Sven Lindqvist drives long-haul freight routes through Sweden, and he used to worry that electric trucks could never handle the distance. Then Volvo unveiled a new truck that might change his mind.
The FH Aero Electric, built in Gothenburg, Sweden, can travel 700 kilometers on a single charge — roughly the distance from London to Edinburgh and back, with energy to spare. The truck carries 725 kilowatt-hours of battery power, charges at megawatt speeds, and uses a new design that squeezes more batteries into the frame by integrating the motor, electronics and axle into one compact unit.
That range number is what makes freight industry experts take notice. For years, many assumed batteries could handle city deliveries but would fail for long-distance hauling. The FH Aero Electric suggests that assumption is outdated.
The technology works by tucking six to eight battery packs into space created by a redesigned rear axle, moving beyond the old approach of simply stuffing electric parts where diesel engines used to sit. Drivers still need to charge, and cold weather or heavy loads still eat into range — but the question is no longer whether electric trucks can do the job. It is which routes will convert first.

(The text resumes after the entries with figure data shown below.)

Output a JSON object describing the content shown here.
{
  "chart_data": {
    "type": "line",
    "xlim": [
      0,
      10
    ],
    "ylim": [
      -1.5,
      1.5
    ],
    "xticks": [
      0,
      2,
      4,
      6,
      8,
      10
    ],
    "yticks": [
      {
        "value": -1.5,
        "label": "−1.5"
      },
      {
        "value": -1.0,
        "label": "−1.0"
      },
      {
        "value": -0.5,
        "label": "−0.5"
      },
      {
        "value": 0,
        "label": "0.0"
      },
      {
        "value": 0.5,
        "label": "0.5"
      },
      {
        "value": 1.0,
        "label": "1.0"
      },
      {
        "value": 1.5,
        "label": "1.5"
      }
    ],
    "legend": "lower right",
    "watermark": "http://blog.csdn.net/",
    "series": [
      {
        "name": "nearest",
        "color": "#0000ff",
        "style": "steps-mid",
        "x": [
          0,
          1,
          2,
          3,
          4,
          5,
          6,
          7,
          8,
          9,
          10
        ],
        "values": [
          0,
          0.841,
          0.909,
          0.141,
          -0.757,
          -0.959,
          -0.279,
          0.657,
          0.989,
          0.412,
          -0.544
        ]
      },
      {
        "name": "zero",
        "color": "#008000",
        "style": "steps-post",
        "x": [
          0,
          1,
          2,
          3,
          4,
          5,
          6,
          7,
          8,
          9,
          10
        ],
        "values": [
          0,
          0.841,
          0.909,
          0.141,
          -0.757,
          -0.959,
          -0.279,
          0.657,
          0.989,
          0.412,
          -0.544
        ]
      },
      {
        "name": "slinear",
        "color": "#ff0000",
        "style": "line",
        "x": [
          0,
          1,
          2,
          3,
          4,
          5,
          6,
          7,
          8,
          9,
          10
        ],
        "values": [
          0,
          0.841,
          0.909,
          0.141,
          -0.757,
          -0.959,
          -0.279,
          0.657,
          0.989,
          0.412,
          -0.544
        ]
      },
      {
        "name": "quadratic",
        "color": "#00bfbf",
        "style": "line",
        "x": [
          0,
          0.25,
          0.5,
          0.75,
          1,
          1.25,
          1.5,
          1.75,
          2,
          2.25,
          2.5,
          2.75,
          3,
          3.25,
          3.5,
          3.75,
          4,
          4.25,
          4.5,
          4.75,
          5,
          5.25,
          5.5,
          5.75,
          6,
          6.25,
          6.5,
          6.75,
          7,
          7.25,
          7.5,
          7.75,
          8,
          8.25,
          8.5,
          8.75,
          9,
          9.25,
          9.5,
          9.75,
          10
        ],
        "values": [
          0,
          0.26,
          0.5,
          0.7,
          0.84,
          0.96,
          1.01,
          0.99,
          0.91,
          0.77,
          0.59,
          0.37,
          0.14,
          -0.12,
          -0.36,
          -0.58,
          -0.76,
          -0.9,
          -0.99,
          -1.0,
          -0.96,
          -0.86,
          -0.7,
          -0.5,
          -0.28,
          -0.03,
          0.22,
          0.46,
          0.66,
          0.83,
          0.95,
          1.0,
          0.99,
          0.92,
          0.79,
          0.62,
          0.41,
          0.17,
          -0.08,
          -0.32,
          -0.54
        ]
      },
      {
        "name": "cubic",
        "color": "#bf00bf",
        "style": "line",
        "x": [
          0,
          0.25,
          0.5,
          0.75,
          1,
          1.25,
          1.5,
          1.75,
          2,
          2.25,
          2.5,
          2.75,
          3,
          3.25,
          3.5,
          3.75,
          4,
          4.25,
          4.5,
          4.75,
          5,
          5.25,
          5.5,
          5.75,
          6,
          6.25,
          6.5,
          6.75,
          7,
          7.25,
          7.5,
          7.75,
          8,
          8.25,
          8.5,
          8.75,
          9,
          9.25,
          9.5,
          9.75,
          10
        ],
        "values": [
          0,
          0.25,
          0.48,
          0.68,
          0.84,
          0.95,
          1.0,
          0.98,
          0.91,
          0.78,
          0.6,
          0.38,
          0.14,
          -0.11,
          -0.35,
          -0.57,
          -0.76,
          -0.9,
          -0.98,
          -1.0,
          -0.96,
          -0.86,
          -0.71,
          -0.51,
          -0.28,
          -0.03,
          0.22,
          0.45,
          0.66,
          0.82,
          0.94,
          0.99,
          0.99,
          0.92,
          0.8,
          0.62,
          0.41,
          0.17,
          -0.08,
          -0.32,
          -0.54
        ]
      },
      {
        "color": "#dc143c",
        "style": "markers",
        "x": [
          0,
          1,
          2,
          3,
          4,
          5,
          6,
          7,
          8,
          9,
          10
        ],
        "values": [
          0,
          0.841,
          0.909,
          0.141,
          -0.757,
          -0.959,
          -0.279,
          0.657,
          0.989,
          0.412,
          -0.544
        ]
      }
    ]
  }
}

China already runs battery-electric heavy trucks at full commercial scale, using battery swapping stations, dedicated freight corridors and electric-as-a-service pricing that makes the numbers work. In Europe and North America, megawatt charging stations are appearing along major highways, letting trucks recharge during legally required driver breaks.
Batteries still face real hurdles. Building charging networks takes time and money. Some remote routes may never fit the model. But the alternative — hydrogen — requires building an entirely new fuel system from scratch: production, compression, pipelines, storage and expensive filling stations. For long-haul trucking, the comparison is increasingly lopsided.
For drivers like Lindqvist, the shift may feel slow. But every new charging corridor, every delivery fleet that switches and proves the model works makes the future arrive a little faster. The road to zero-emissions freight is becoming clearer, and it runs on electrons, not exhaust.